Em resumo, se trata de uma produção pesada na maior parte, especialmente pela inclusão de cenas reais o tempo todo, contando a história organicamente como um filme comentado. Recortes de entrevistas, imagens e vídeos de arquivos pessoais, programas de TV antigos e até ilustrações ajudam a enriquecer esse argumento, como também dar uma melhor dinamicidade.
A história é basicamente uma novela, onde não adianta resolver os conflitos à base da justiça. É notório que sempre vai haver banho de sangue e o documentário explora essa explicação muito bem.
Pontos positivos e negativos
Como já sabemos, com muita ousadia, a produção não hesita em evidenciar a trama de decisões dentro dessa máfia brasileira, revelando a complexidade e a dureza que envolvem cada escolha. Ao contrário de buscar qualquer forma de deixar o documentário mais cinematográfico ou glamuroso de alguma maneira, a narrativa se propõe a realmente transparecer a realidade de um império que se mantém à beira da legalidade, ironicamente.
A partir do primeiro episódio, comecei a entender a razão do público ter gostado tanto do projeto, no entanto, percebi alguns pontos negativos como a falta de uma melhor abordagem sobre a história do Jogo do Bicho em si. Apesar de comentado sobre como ele se iniciou na cidade do Rio de Janeiro, ainda achei que o roteiro poderia ter se aprofundado um pouco melhor nessa parte, visto que esse é um assunto um tanto polêmico e que muitos só têm conhecimento apenas do nome.
No final de tudo, você ainda sai se perguntando sobre o motivo do jogo ser ilegal e ainda se manter às claras como é até hoje. Uma vez que o documentário se propõe a falar sobre toda a história dele desde o começo, seria uma boa ideia esclarecer ou dar uma nota sobre essa questão. Em pleno século 21, como esse jogo ainda consegue existir?

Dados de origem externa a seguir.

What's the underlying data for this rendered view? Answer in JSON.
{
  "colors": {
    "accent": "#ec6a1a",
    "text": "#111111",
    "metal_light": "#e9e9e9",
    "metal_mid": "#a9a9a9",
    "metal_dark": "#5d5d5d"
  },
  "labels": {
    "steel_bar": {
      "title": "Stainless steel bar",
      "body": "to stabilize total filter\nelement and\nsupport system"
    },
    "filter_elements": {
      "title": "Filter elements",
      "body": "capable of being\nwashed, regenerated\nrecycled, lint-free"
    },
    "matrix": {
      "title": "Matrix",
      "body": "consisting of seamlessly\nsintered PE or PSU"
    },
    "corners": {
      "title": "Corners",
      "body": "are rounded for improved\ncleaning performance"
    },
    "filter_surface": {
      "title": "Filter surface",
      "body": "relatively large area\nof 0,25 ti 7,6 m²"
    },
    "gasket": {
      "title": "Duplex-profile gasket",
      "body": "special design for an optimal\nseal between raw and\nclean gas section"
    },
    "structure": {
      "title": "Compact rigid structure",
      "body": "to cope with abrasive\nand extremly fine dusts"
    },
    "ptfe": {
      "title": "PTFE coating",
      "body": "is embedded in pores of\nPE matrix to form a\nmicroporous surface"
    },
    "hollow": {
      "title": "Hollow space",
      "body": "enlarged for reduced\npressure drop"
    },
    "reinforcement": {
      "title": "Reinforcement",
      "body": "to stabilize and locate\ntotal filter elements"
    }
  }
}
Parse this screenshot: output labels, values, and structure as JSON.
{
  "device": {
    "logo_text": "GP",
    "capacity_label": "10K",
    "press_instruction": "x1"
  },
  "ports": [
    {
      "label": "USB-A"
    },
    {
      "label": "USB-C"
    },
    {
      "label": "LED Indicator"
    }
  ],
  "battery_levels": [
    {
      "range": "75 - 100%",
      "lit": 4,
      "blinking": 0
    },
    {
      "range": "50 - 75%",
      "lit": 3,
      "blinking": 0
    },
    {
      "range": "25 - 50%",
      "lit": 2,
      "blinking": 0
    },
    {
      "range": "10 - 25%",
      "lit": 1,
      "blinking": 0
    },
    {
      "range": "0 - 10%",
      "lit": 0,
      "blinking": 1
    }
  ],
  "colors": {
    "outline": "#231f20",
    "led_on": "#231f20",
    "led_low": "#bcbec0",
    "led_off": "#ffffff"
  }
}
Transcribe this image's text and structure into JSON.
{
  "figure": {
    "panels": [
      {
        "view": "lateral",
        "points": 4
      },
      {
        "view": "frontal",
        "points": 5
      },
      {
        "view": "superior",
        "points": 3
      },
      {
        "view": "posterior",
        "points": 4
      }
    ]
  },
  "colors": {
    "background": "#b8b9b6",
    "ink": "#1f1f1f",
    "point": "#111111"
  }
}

No mais, o documentário do Globoplay passeia, sem forçar, por diversos campos, acentuando o drama quando necessário, assim como suspense, a tensão e a emoção. Existe uma variedade de tons que combinaram muito bem e foram, estrategicamente, colocados nas horas certas. A participação de Vinicius George, Delegado da Polícia Civil do Rio de Janeiro, serve de exemplo, quando é necessário amenizar o clima. Mesmo o assunto sendo delicado, ele contribui com comentários sarcásticos e que dão alívio cômico na medida certa. O carnavalesco Milton Cunha também conseguiu essa façanha, o que faz aproximar ainda mais o público da produção, afinal, é clássico do povo brasileiro conseguir debochar e rir de situações até pesadas.
Por causa disso, a abordagem fica clara desde os primeiros episódios e não surpreende o espectador negativamente. A estrutura do roteiro também acompanha essa premissa perfeitamente e nada se perde. É o tipo de produção que você consegue adentrar seu universo com facilidade e ainda ficar agarrado a ele até o final.
Mas algo que vale destacar, uma vez que o Jogo do Bicho mostra todo um histórico de maldade e crime dos envolvidos, é que o documentário não é nada parcial ou tendencioso. A todo momento, ele deixa as opiniões dos personagens livres e sem cortes. Se trata de uma série para mostrar todos os detalhes da trama, mas o julgamento fica por conta do espectador. Por muitas vezes, apesar desse não ser o objetivo principal, me senti num júri, onde todos davam suas versões e eu me mantinha observando, analisando e tirando minhas próprias conclusões sobre cada figura.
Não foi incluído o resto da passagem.